O comitê de apoio a Ygal Amir, batizado de 'comitê pela democracia', produziu um vídeo de 15 minutos no qual a família do assassino pede às autoridades que ele seja liberto em nome dos direitos humanos e da reconciliação nacional.
Aproximadamente 150 mil exemplares do vídeo serão distribuídos nas ruas de Israel.
Em 4 de novembro de 1995, Ygal Amir matou Yitzhak Rabin com três tiros em Tel Aviv.
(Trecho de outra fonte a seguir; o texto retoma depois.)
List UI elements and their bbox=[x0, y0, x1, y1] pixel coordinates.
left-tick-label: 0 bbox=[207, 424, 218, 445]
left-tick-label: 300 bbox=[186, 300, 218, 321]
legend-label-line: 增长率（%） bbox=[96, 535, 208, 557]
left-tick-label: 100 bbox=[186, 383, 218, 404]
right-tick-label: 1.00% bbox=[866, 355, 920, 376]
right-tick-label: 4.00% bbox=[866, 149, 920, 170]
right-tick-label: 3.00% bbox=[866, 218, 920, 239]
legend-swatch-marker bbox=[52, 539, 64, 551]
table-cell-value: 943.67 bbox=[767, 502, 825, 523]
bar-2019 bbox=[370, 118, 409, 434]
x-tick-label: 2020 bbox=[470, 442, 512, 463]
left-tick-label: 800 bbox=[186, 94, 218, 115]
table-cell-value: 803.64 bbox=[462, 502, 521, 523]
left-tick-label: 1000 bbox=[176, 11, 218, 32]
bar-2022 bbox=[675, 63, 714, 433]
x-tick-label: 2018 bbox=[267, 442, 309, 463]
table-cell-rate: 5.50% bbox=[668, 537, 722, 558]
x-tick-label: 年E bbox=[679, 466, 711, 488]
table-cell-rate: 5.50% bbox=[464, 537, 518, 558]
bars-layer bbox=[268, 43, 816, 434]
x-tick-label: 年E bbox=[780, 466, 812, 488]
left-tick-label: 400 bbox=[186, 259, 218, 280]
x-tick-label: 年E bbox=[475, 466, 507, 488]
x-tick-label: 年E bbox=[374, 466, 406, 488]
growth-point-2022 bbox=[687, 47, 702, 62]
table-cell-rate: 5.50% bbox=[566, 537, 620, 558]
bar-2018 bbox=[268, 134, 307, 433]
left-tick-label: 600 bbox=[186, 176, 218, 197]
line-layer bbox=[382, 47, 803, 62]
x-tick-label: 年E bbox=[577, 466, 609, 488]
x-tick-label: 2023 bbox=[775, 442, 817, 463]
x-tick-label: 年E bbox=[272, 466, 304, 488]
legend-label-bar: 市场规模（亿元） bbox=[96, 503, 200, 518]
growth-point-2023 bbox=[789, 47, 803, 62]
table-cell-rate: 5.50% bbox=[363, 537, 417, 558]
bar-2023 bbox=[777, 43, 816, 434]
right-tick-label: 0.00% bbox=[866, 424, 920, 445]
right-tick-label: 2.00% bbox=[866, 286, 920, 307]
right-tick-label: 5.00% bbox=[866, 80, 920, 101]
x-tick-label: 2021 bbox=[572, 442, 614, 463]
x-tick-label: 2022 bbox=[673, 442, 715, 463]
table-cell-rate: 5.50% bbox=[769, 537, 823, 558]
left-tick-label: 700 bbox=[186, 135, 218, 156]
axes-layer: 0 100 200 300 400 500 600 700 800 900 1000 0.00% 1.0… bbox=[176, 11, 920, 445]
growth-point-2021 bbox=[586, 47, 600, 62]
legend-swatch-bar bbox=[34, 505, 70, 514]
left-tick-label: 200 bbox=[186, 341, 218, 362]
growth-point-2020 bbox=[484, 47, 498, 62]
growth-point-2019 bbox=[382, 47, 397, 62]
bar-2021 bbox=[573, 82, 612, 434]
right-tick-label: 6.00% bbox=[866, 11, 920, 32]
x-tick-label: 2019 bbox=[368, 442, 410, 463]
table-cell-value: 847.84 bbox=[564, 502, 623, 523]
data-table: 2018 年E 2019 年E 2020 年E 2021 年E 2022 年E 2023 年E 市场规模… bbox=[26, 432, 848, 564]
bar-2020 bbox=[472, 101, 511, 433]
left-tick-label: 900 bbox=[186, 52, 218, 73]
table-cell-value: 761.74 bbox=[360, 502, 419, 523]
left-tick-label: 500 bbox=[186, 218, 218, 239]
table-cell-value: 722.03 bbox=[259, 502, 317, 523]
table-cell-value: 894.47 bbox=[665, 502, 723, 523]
O israelense era um dos artífices dos acordos de paz de Oslo entre Israel e Palestina em 1993.
Ygal Amir, um extremista religioso judeu que tem atualmente 37 anos, cumpre pena de prisão perpétua e nunca se arrependeu de ter cometido tal assassinato.
Os dirigentes políticos e de associações israelenses se mostraram indignados pela campanha. - Nunca concordarei com sua liberação. Trata-se de um crime político - afirmou o ex-primeiro-ministro israelense Benjamin Netanyahu à rádio militar.